KANAL24, Jakarta – Pemerintah menyadari bahwa alokasi anggaran untuk riset atau penelitian di Indonesia masih perlu dioptimalkan. Sebab tahun 2019 ini saja dana riset yang dianggarkan sebesar Rp35,7 triliun. Jumlah ini memang meningkat dibandingkan tahun 2017 yang mencapai Rp24,9 triliun.
Menteri Keuangan, Sri Mulyani, mengatakan dana riset tersebut dinilai masih belum bisa dioptimalkan karena hanya sekitar 43,7 persen yang benar-benar digunakan untuk penelitian.
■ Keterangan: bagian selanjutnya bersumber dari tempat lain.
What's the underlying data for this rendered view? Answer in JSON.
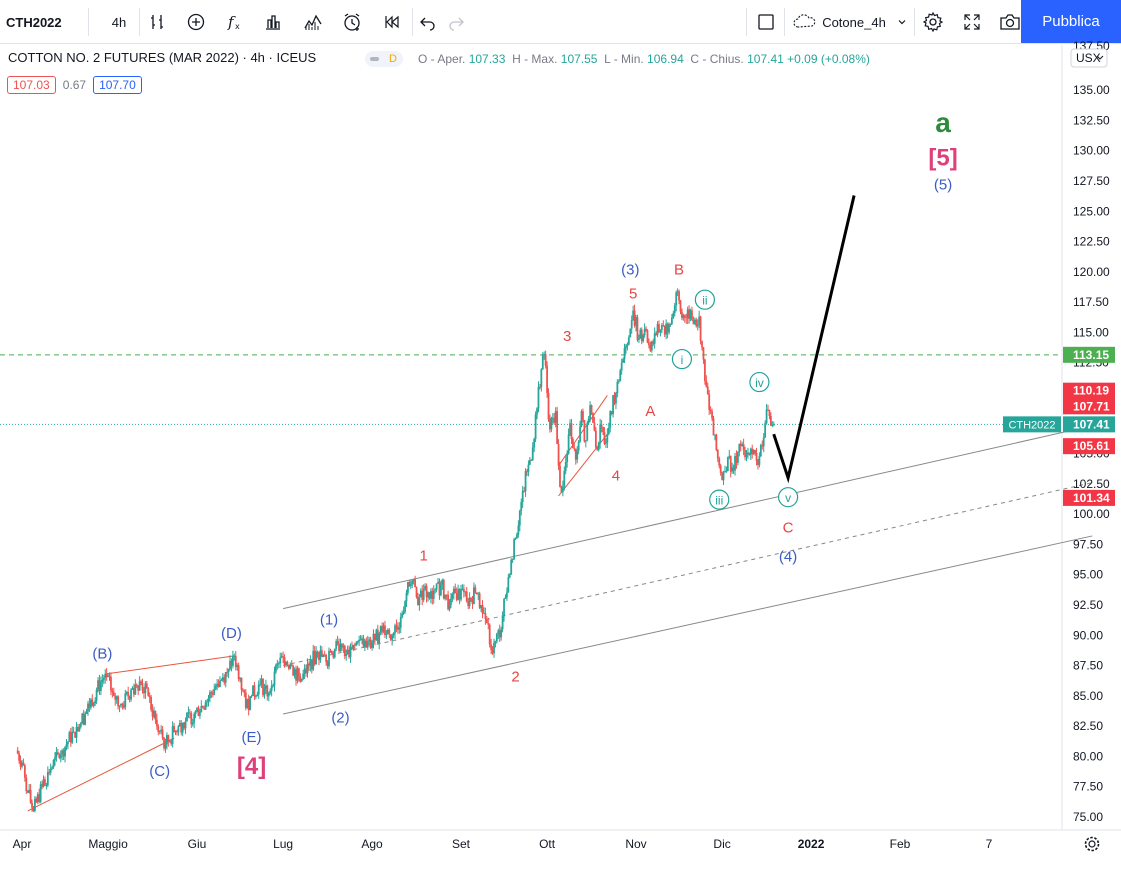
{
  "toolbar": {
    "symbol": "CTH2022",
    "interval": "4h",
    "layout_name": "Cotone_4h",
    "publish_label": "Pubblica"
  },
  "legend": {
    "title": "COTTON NO. 2 FUTURES (MAR 2022) · 4h · ICEUS",
    "badge": "D",
    "o_label": "O - Aper.",
    "o": "107.33",
    "h_label": "H - Max.",
    "h": "107.55",
    "l_label": "L - Min.",
    "l": "106.94",
    "c_label": "C - Chius.",
    "c": "107.41",
    "change": "+0.09 (+0.08%)",
    "bid": "107.03",
    "spread": "0.67",
    "ask": "107.70"
  },
  "currency": "USX",
  "colors": {
    "up": "#26a69a",
    "down": "#ef5350",
    "red_label": "#e84545",
    "blue_label": "#3a5cc8",
    "teal_label": "#22a39a",
    "green_label": "#2e8b3e",
    "pink_label": "#e0407a",
    "accent": "#2962ff"
  },
  "chart_data": {
    "type": "line",
    "title": "COTTON NO. 2 FUTURES (MAR 2022) · 4h · ICEUS",
    "price_ticks": [
      "135.00",
      "132.50",
      "130.00",
      "127.50",
      "125.00",
      "122.50",
      "120.00",
      "117.50",
      "115.00",
      "112.50",
      "110.00",
      "107.50",
      "105.00",
      "102.50",
      "100.00",
      "97.50",
      "95.00",
      "92.50",
      "90.00",
      "87.50",
      "85.00",
      "82.50",
      "80.00",
      "77.50",
      "75.00"
    ],
    "top_tick": "137.50",
    "time_ticks": [
      {
        "label": "Apr",
        "t": 0
      },
      {
        "label": "Maggio",
        "t": 30
      },
      {
        "label": "Giu",
        "t": 61
      },
      {
        "label": "Lug",
        "t": 91
      },
      {
        "label": "Ago",
        "t": 122
      },
      {
        "label": "Set",
        "t": 153
      },
      {
        "label": "Ott",
        "t": 183
      },
      {
        "label": "Nov",
        "t": 214
      },
      {
        "label": "Dic",
        "t": 244
      },
      {
        "label": "2022",
        "t": 275
      },
      {
        "label": "Feb",
        "t": 306
      },
      {
        "label": "7",
        "t": 337
      }
    ],
    "ylim": [
      74.3,
      137.6
    ],
    "price_series": [
      [
        -2,
        80.5
      ],
      [
        0,
        79.5
      ],
      [
        2,
        77
      ],
      [
        4,
        75.5
      ],
      [
        7,
        77.5
      ],
      [
        10,
        79
      ],
      [
        14,
        80.5
      ],
      [
        18,
        82
      ],
      [
        22,
        83.5
      ],
      [
        26,
        85.5
      ],
      [
        29,
        86.8
      ],
      [
        32,
        85
      ],
      [
        35,
        84.2
      ],
      [
        38,
        85.5
      ],
      [
        41,
        86.2
      ],
      [
        44,
        85
      ],
      [
        47,
        82.5
      ],
      [
        50,
        81
      ],
      [
        53,
        82
      ],
      [
        56,
        82.8
      ],
      [
        60,
        83.5
      ],
      [
        64,
        84.5
      ],
      [
        68,
        86
      ],
      [
        72,
        87.2
      ],
      [
        74,
        88.3
      ],
      [
        76,
        86.5
      ],
      [
        78,
        84
      ],
      [
        80,
        85
      ],
      [
        83,
        86
      ],
      [
        86,
        85.2
      ],
      [
        88,
        87
      ],
      [
        91,
        88.2
      ],
      [
        94,
        87.5
      ],
      [
        97,
        86.2
      ],
      [
        100,
        87.5
      ],
      [
        103,
        88.6
      ],
      [
        106,
        87.8
      ],
      [
        108,
        88.5
      ],
      [
        111,
        89.3
      ],
      [
        114,
        88.2
      ],
      [
        117,
        89.5
      ],
      [
        120,
        89
      ],
      [
        123,
        89.6
      ],
      [
        126,
        90.8
      ],
      [
        129,
        90
      ],
      [
        132,
        91.5
      ],
      [
        134,
        93.5
      ],
      [
        136,
        94.5
      ],
      [
        138,
        92.5
      ],
      [
        140,
        93.8
      ],
      [
        143,
        93
      ],
      [
        146,
        94.2
      ],
      [
        149,
        92.5
      ],
      [
        152,
        93.8
      ],
      [
        155,
        92.8
      ],
      [
        158,
        93.5
      ],
      [
        160,
        92.5
      ],
      [
        162,
        91
      ],
      [
        164,
        88.5
      ],
      [
        165,
        89.5
      ],
      [
        167,
        90.5
      ],
      [
        168,
        93
      ],
      [
        170,
        95
      ],
      [
        172,
        98
      ],
      [
        174,
        101
      ],
      [
        176,
        103.5
      ],
      [
        178,
        105.5
      ],
      [
        180,
        110.5
      ],
      [
        182,
        113.2
      ],
      [
        183,
        110
      ],
      [
        184,
        107
      ],
      [
        186,
        108.5
      ],
      [
        187,
        104
      ],
      [
        188,
        101.8
      ],
      [
        190,
        105
      ],
      [
        191,
        107.5
      ],
      [
        193,
        104.5
      ],
      [
        195,
        108.5
      ],
      [
        196,
        106
      ],
      [
        198,
        109
      ],
      [
        200,
        105.5
      ],
      [
        202,
        107.2
      ],
      [
        203,
        105.8
      ],
      [
        205,
        108.5
      ],
      [
        207,
        110
      ],
      [
        209,
        112.5
      ],
      [
        211,
        114
      ],
      [
        213,
        116.8
      ],
      [
        215,
        114.5
      ],
      [
        217,
        115.3
      ],
      [
        219,
        113.5
      ],
      [
        221,
        114.8
      ],
      [
        223,
        115.6
      ],
      [
        225,
        115
      ],
      [
        227,
        116.6
      ],
      [
        228,
        118.3
      ],
      [
        230,
        116.2
      ],
      [
        232,
        116.9
      ],
      [
        234,
        115.7
      ],
      [
        236,
        116.3
      ],
      [
        238,
        111
      ],
      [
        240,
        108.5
      ],
      [
        241,
        106.5
      ],
      [
        243,
        104
      ],
      [
        244,
        102.8
      ],
      [
        246,
        104.7
      ],
      [
        248,
        103.6
      ],
      [
        250,
        105.8
      ],
      [
        252,
        104.7
      ],
      [
        254,
        105.4
      ],
      [
        256,
        104.4
      ],
      [
        258,
        105.6
      ],
      [
        259,
        107.5
      ],
      [
        260,
        108.6
      ],
      [
        261,
        107.3
      ],
      [
        262,
        107.41
      ]
    ],
    "projection": [
      [
        262,
        106.6
      ],
      [
        267,
        103
      ],
      [
        290,
        126.3
      ]
    ],
    "channel": {
      "upper": [
        [
          91,
          92.2
        ],
        [
          373,
          107.3
        ]
      ],
      "middle": [
        [
          91,
          87.5
        ],
        [
          373,
          102.6
        ]
      ],
      "lower": [
        [
          91,
          83.5
        ],
        [
          373,
          98.2
        ]
      ]
    },
    "triangles": [
      [
        [
          29,
          86.8
        ],
        [
          74,
          88.3
        ]
      ],
      [
        [
          2,
          75.5
        ],
        [
          53,
          81.5
        ]
      ],
      [
        [
          187,
          104
        ],
        [
          204,
          109.8
        ]
      ],
      [
        [
          187,
          101.5
        ],
        [
          204,
          106.6
        ]
      ]
    ],
    "reference_line": 113.15,
    "current_price_line": 107.41,
    "price_badges": [
      {
        "value": "113.15",
        "y": 113.15,
        "kind": "green"
      },
      {
        "value": "110.19",
        "y": 110.19,
        "kind": "red"
      },
      {
        "value": "107.71",
        "y": 108.9,
        "kind": "red"
      },
      {
        "value": "107.41",
        "y": 107.41,
        "kind": "teal",
        "prefix": "CTH2022"
      },
      {
        "value": "105.61",
        "y": 105.61,
        "kind": "red"
      },
      {
        "value": "101.34",
        "y": 101.34,
        "kind": "red"
      }
    ],
    "wave_labels": [
      {
        "text": "(B)",
        "t": 28,
        "p": 88.5,
        "c": "blue"
      },
      {
        "text": "(C)",
        "t": 48,
        "p": 78.8,
        "c": "blue"
      },
      {
        "text": "(D)",
        "t": 73,
        "p": 90.2,
        "c": "blue"
      },
      {
        "text": "(E)",
        "t": 80,
        "p": 81.6,
        "c": "blue"
      },
      {
        "text": "[4]",
        "t": 80,
        "p": 79.3,
        "c": "pink",
        "big": true
      },
      {
        "text": "(1)",
        "t": 107,
        "p": 91.3,
        "c": "blue"
      },
      {
        "text": "(2)",
        "t": 111,
        "p": 83.2,
        "c": "blue"
      },
      {
        "text": "1",
        "t": 140,
        "p": 96.6,
        "c": "red"
      },
      {
        "text": "2",
        "t": 172,
        "p": 86.6,
        "c": "red"
      },
      {
        "text": "3",
        "t": 190,
        "p": 114.7,
        "c": "red"
      },
      {
        "text": "4",
        "t": 207,
        "p": 103.2,
        "c": "red"
      },
      {
        "text": "5",
        "t": 213,
        "p": 118.2,
        "c": "red"
      },
      {
        "text": "(3)",
        "t": 212,
        "p": 120.2,
        "c": "blue"
      },
      {
        "text": "A",
        "t": 219,
        "p": 108.5,
        "c": "red"
      },
      {
        "text": "B",
        "t": 229,
        "p": 120.2,
        "c": "red"
      },
      {
        "text": "i",
        "t": 230,
        "p": 112.8,
        "c": "teal",
        "circle": true
      },
      {
        "text": "ii",
        "t": 238,
        "p": 117.7,
        "c": "teal",
        "circle": true
      },
      {
        "text": "iii",
        "t": 243,
        "p": 101.2,
        "c": "teal",
        "circle": true
      },
      {
        "text": "iv",
        "t": 257,
        "p": 110.9,
        "c": "teal",
        "circle": true
      },
      {
        "text": "v",
        "t": 267,
        "p": 101.4,
        "c": "teal",
        "circle": true
      },
      {
        "text": "C",
        "t": 267,
        "p": 98.9,
        "c": "red"
      },
      {
        "text": "(4)",
        "t": 267,
        "p": 96.5,
        "c": "blue"
      },
      {
        "text": "(5)",
        "t": 321,
        "p": 127.2,
        "c": "blue"
      },
      {
        "text": "[5]",
        "t": 321,
        "p": 129.5,
        "c": "pink",
        "big": true
      },
      {
        "text": "a",
        "t": 321,
        "p": 132.3,
        "c": "green",
        "big": true
      }
    ]
  }
}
Sementara sisanya digunakan untuk dana supporting budget dalam riset. Seperti belanja modal, belanja operasional, jasa iptek dan lainnya.
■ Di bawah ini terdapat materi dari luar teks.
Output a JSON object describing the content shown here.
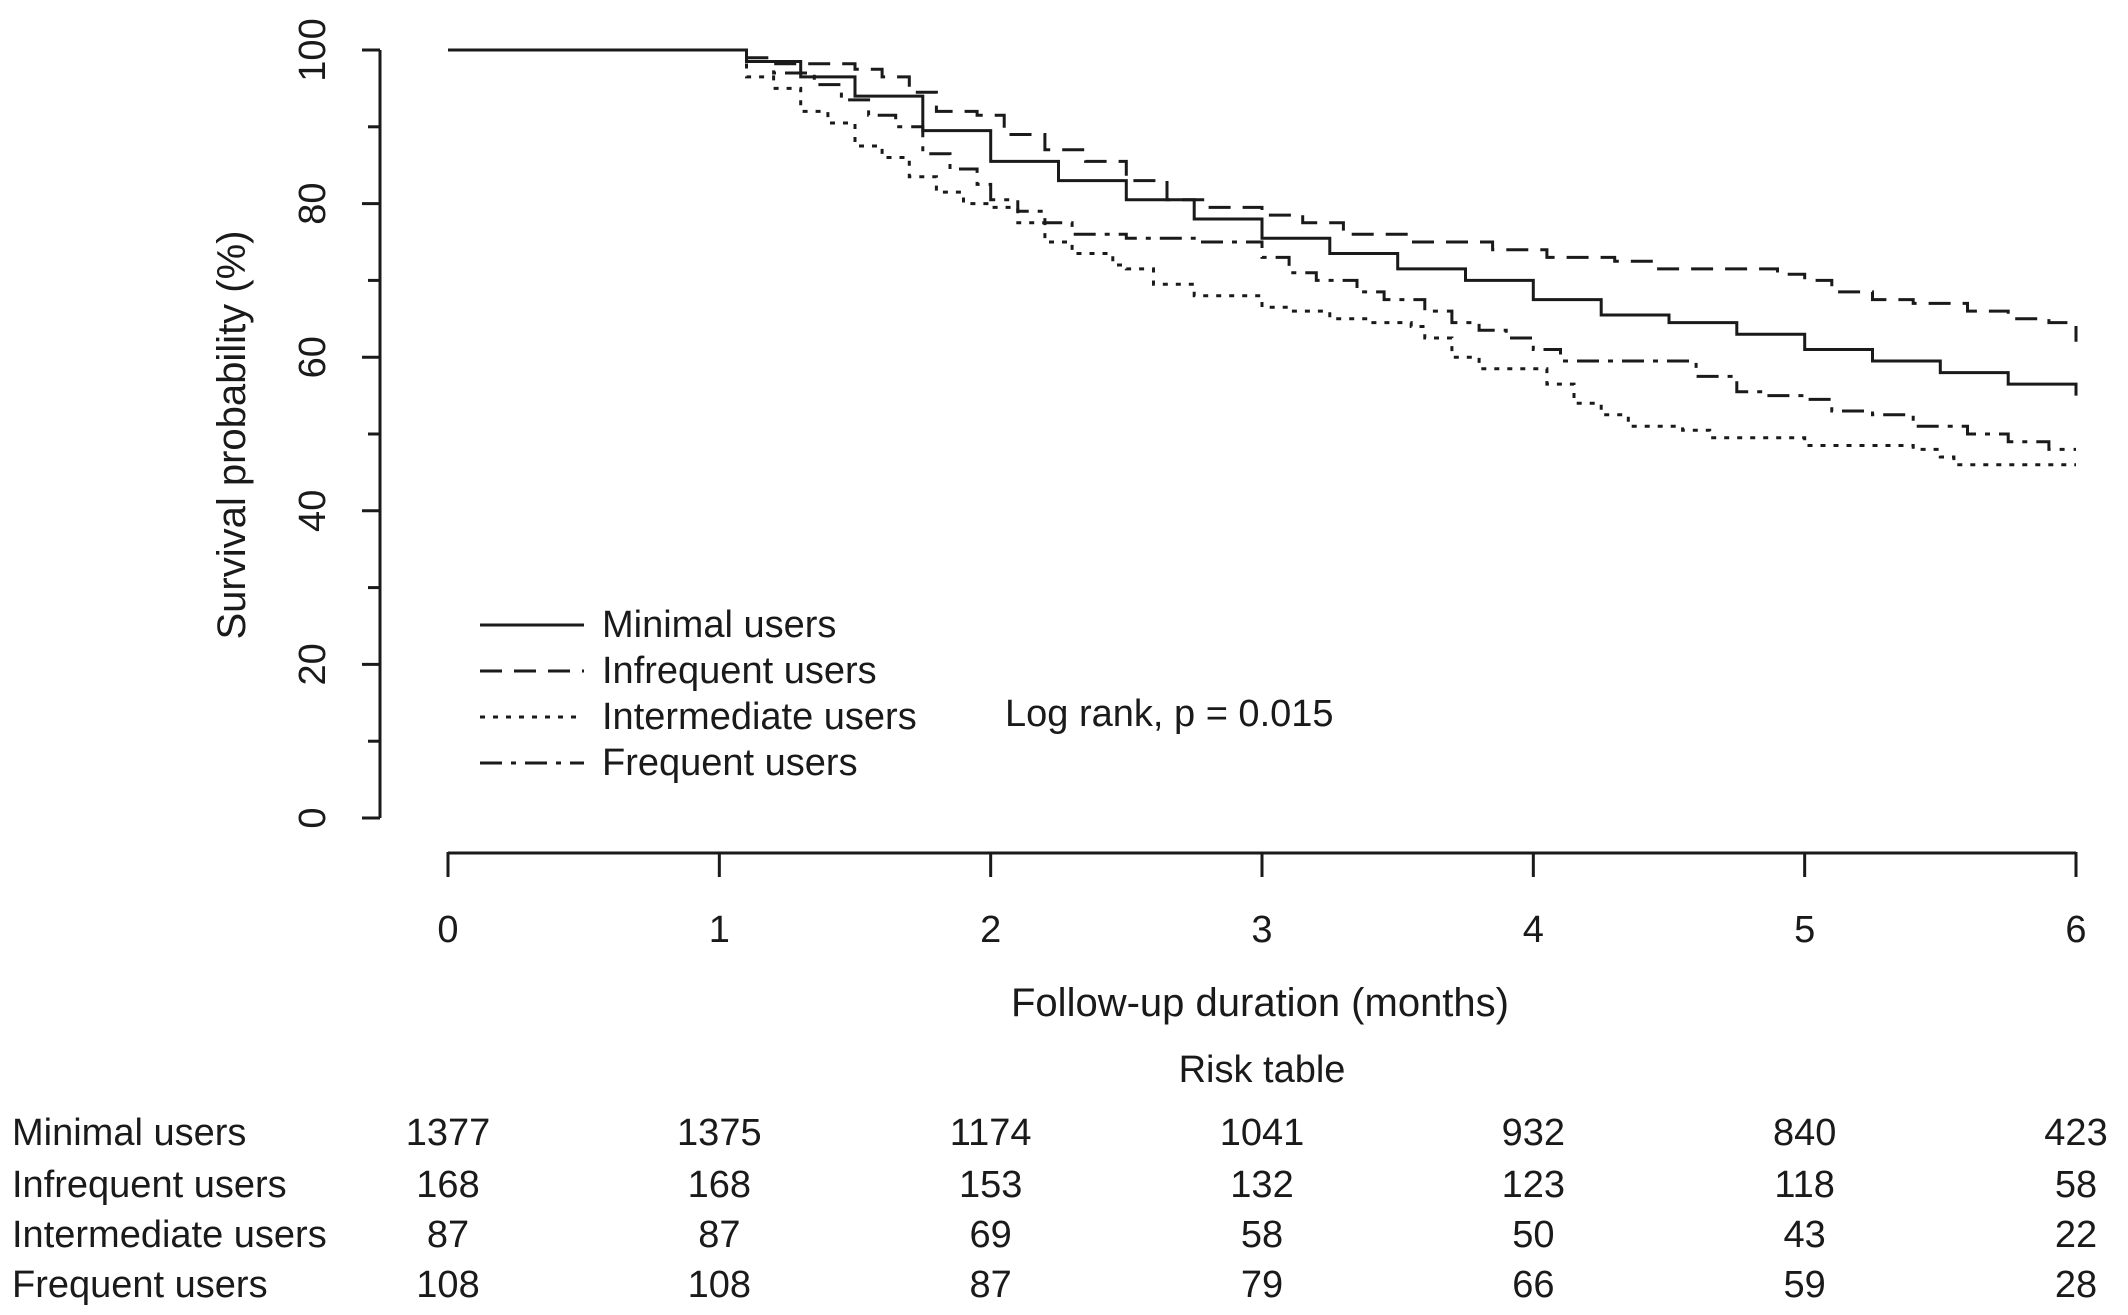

Parahnya lagi dana riset yang masih kecil ini dibagi-bagi kepada 45 Kementerian dan Lembaga (K/L). Sehingga optimalisasi dana riset tersebut kurang “nendang”. Jika dibandingkan dengan alokasi dana pendidikan yang mencapai Rp492,5 triliun, Sri Mulyani menyadari dana penelitian tersebut masih terlalu kecil. Sehingga kedepannya diharapkan dana riset dapat lebih dioptimalkan dan ditingkatkan.
“Ini sesuatu yang harus kita teliti apa yang salah? Sehingga alokasinya benar -benar dipakai untuk penelitian,” ujar Sri Mulyani dalam orasi ilmiah di Soehana Hall Energy Building, Jakarta, Rabu (31/7/2019).
Mantan Petinggi Bank Dunia ini juga mengkritisi keterlibatan swasta dalam hal penelitian atau riset masih sangat kecil. Mayoritas riset yang ada dihasilkan dari program pemerintah yang didanai dari APBN . Sementara kelemahan dari riset yang didanai melalui APBN adalah hasil yang kurang optimal dan banyak yang hanya sekedar mengejar pelaporan saja.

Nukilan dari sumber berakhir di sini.